I don't fileshare because I "can't afford" content, I do it because they refuse to make content available for my platform.
Movies: I like to playback raw video files with a desktop video player. I settle for nothing less. I would gladly pay a few doubloons in exchange for a movie video file download but nobody offers this, (except for GOG that one time with a paltry selection of films).
Games: "Hey we released this new game buuuuut you're going to need to purchase an entire separate computer system we call a 'console' because we refuse to compile the game binary for PC OSes, nor provide the source for you to do so yourself"

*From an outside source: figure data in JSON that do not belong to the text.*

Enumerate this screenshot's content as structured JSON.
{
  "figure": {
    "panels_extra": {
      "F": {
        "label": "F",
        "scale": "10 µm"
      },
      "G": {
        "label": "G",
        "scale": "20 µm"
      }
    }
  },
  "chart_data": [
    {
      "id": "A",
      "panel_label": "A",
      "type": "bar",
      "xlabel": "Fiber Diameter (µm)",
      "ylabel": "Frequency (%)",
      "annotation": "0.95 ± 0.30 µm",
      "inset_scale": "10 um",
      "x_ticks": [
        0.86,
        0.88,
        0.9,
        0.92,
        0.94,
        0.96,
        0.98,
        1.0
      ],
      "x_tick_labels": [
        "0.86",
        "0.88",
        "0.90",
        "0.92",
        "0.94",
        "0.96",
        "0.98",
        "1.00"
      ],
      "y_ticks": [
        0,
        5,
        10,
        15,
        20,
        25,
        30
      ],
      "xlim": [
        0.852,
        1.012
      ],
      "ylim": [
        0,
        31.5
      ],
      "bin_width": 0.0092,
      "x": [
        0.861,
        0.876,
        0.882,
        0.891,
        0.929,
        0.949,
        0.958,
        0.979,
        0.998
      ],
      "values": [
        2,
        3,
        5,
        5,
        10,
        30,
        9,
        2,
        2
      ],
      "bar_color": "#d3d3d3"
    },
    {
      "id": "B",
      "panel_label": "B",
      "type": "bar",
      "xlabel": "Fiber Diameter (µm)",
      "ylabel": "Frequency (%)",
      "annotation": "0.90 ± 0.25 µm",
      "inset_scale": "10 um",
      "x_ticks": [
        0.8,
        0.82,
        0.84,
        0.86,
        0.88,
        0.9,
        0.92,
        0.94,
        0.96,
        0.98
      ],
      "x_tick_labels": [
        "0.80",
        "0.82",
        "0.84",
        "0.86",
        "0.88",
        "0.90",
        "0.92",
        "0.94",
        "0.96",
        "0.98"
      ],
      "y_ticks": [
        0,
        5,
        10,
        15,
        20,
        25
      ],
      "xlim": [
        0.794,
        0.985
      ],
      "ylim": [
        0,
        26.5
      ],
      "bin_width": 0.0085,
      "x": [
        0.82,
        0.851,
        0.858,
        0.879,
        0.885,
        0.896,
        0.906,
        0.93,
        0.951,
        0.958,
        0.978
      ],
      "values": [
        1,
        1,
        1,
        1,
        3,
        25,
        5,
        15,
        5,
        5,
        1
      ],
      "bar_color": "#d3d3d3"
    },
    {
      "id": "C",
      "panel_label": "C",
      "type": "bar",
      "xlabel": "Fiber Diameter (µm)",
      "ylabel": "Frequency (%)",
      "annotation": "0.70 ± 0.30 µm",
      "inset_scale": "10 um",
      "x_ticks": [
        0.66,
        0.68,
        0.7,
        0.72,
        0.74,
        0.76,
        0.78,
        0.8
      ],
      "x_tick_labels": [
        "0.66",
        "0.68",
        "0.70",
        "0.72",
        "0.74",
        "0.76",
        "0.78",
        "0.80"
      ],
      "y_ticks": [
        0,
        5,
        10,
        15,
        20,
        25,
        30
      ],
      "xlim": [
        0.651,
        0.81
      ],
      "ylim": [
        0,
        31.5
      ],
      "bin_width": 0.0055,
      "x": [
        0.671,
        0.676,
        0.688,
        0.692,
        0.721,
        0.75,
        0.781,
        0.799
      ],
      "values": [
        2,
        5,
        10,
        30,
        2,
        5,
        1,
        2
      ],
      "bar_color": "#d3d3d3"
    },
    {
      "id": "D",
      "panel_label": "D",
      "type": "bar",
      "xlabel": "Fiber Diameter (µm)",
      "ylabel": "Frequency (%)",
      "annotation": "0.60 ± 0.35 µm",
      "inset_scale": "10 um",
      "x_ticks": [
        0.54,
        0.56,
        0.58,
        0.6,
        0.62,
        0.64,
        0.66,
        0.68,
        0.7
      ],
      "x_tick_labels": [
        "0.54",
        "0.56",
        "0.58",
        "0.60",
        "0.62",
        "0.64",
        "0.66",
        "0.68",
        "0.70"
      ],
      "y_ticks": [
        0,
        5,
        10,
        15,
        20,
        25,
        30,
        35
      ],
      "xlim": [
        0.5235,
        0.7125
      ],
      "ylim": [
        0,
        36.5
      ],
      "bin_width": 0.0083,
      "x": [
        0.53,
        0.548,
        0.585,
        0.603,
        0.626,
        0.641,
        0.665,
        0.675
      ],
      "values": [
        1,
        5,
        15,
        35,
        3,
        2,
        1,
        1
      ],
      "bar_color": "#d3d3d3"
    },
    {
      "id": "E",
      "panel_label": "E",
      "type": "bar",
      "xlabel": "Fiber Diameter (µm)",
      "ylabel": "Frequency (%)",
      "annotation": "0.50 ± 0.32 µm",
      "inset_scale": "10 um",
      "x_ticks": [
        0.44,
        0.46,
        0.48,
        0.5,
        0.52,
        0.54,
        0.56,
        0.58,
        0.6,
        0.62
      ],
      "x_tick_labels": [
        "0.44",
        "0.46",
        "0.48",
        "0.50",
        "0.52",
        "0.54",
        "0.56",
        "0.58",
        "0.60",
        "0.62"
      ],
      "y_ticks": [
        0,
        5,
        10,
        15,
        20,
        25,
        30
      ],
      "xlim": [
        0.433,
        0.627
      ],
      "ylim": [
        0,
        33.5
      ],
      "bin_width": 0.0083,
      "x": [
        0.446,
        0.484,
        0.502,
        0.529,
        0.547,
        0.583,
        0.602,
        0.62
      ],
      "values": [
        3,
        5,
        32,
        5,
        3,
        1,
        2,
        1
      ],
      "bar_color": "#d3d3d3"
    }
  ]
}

I interpret distributors and publishers treating me as a second (or third) class citizen as carte blanche to acquire your content and make the necessary changes to make it work on my environment of choice.
You can get the files if you want, they're just very expensive and to the tune of hundreds, sometimes thousands of dollars. Also they're typically encrypted and can only be played back on an approved projection system and you have to buy decryption keys every time you want to watch the movie. This is why theaters suck by the way, they have to pay for the movie, the ability to play the movie, the ability to take money in exchange for people seeing the movie, etc.
I know, I'm kinda complaining by illustrating how difficult it is to get official movie files nowadays; especially if you want lossless, master-quality files.
Mhm, as a former projectionist I can confirm that those files average 200~300gb.
Why would they sell them? Cinemaphiles. Your average person won't spend $200 on a 500gb drive containing The Room, but a hardcore cinemaphile might. My boss at the theater I was working at was the kinda person who would have bought that. Well, maybe not The Room, but he probably would have spent the money for something like The Godfather trilogy.